As she thought, she let her mind wander back to a memory at the daycare, a day when Susan, the director, had scrounged up a bucket of blackberries. They’d mashed, strained, and diluted them with vinegar. Then they divided the makeshift ink out to all the kids. Letting them paint with it on a white tablecloth.
They’d splattered their little purple handprints all over it. The laughter sang in Miranda’s mind and her chest loosened.
It made her smile even now. Despite everything.
A crack sounded behind her. The snap of a branch.
She knew before she looked.
The dogs.
Calling them dogs was a kindness. They were heaving, massive, black mangy beasts with endless teeth and drooling mouths. Their ears were slicked back, their fangs dripped with saliva, and their chests rumbled with menacing growls.
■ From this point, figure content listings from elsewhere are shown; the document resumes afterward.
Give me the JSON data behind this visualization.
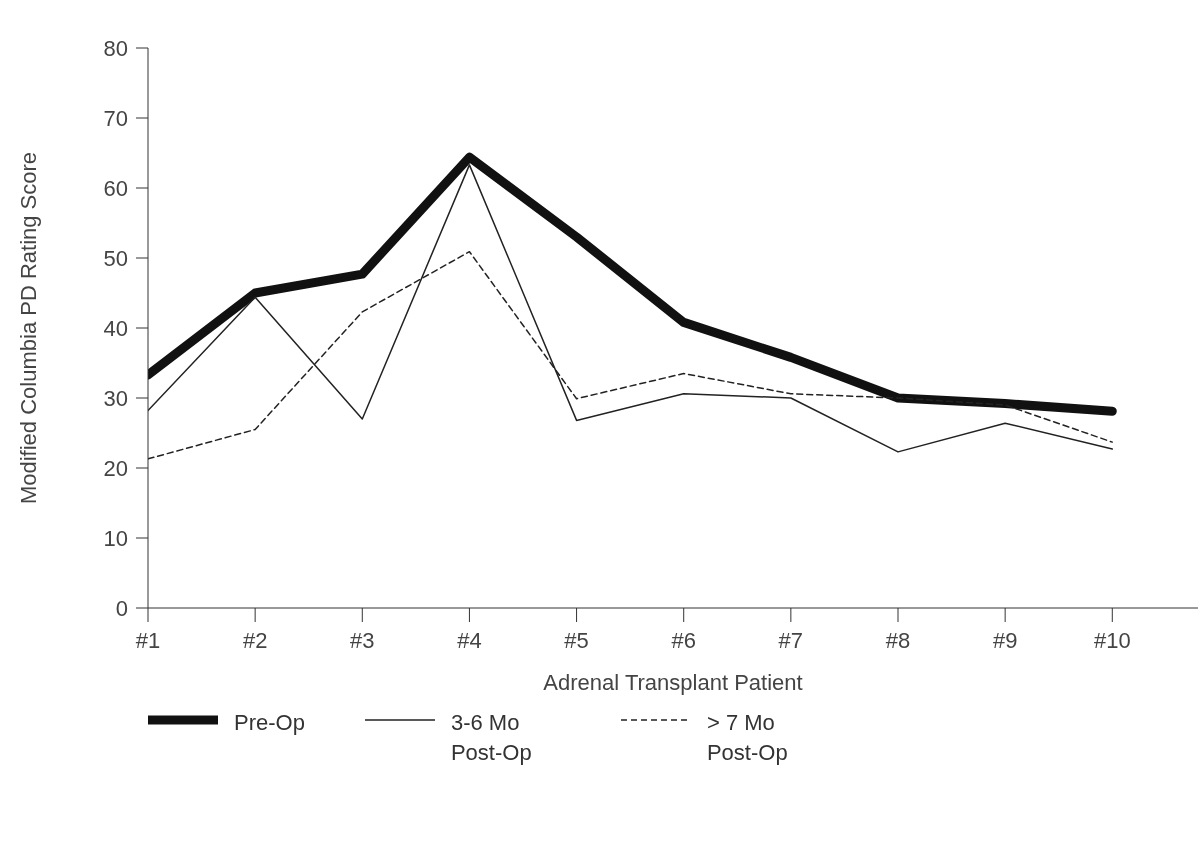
{
  "chart_data": {
    "type": "line",
    "xlabel": "Adrenal Transplant Patient",
    "ylabel": "Modified Columbia PD Rating Score",
    "categories": [
      "#1",
      "#2",
      "#3",
      "#4",
      "#5",
      "#6",
      "#7",
      "#8",
      "#9",
      "#10"
    ],
    "series": [
      {
        "name": "Pre-Op",
        "color": "#111111",
        "line_style": "solid",
        "values": [
          33.3,
          45,
          47.7,
          64.4,
          53,
          40.8,
          35.8,
          30,
          29.2,
          28.1
        ]
      },
      {
        "name": "3-6 Mo Post-Op",
        "color": "#222222",
        "line_style": "solid",
        "values": [
          28.2,
          44.4,
          27,
          63.3,
          26.8,
          30.6,
          30,
          22.3,
          26.4,
          22.7
        ]
      },
      {
        "name": "> 7 Mo Post-Op",
        "color": "#222222",
        "line_style": "dashed",
        "values": [
          21.3,
          25.5,
          42.3,
          50.9,
          29.9,
          33.5,
          30.6,
          30,
          29,
          23.7
        ]
      }
    ],
    "ylim": [
      0,
      80
    ],
    "yticks": [
      0,
      10,
      20,
      30,
      40,
      50,
      60,
      70,
      80
    ],
    "grid": false,
    "legend": "bottom",
    "marker": "none"
  }
}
Their stench, rotting flesh and sour vomit bubbling in the unending sun, punctuated Miranda’s nostrils over the bleach.
Somehow, despite all she had done, they had tracked her.
And she hadn’t seen them coming.
It should have brought her some comfort to see another living creature. Instead, as her eyes landed on the three monsters stalking her, she felt only the icy lump of dread.
The one in the front snapped, snarled, and stepped forward.
Fear exploded into action, and she whirled away. Feet scrambling on the dry ground as she burst into a sprint. She knew she shouldn’t run. It would only make them chase her. But she was stupid and panicked.
Miranda bolted, realized she was so much closer to the viewpoint overlooking the ocean than she’d realized.
It was right up this hill. She could see the guard rail.
So close, almost there.
The precipice was right there.
A snap sliced at the back of her ankle. The cold strike of teeth grazed her skin. Electricity bolted up her spine. Snarling howls violently raged behind her, its spittle stinging the back of her leg.
Faster. Faster.
She wasn’t fast enough. She wouldn’t make it. She would have to jump over the rail, but she had no energy left.
Almost there.
Her lungs heaved, and her legs burned. Another snarl sounded, but it seemed more distant. They were hanging back?
Didn’t matter. It gave her a half second to catch her breath, drag stinging air into her overtaxed lungs.
She leaped over the guardrail and staggered forward.
Then she froze in place.
The dogs would be on her at any moment.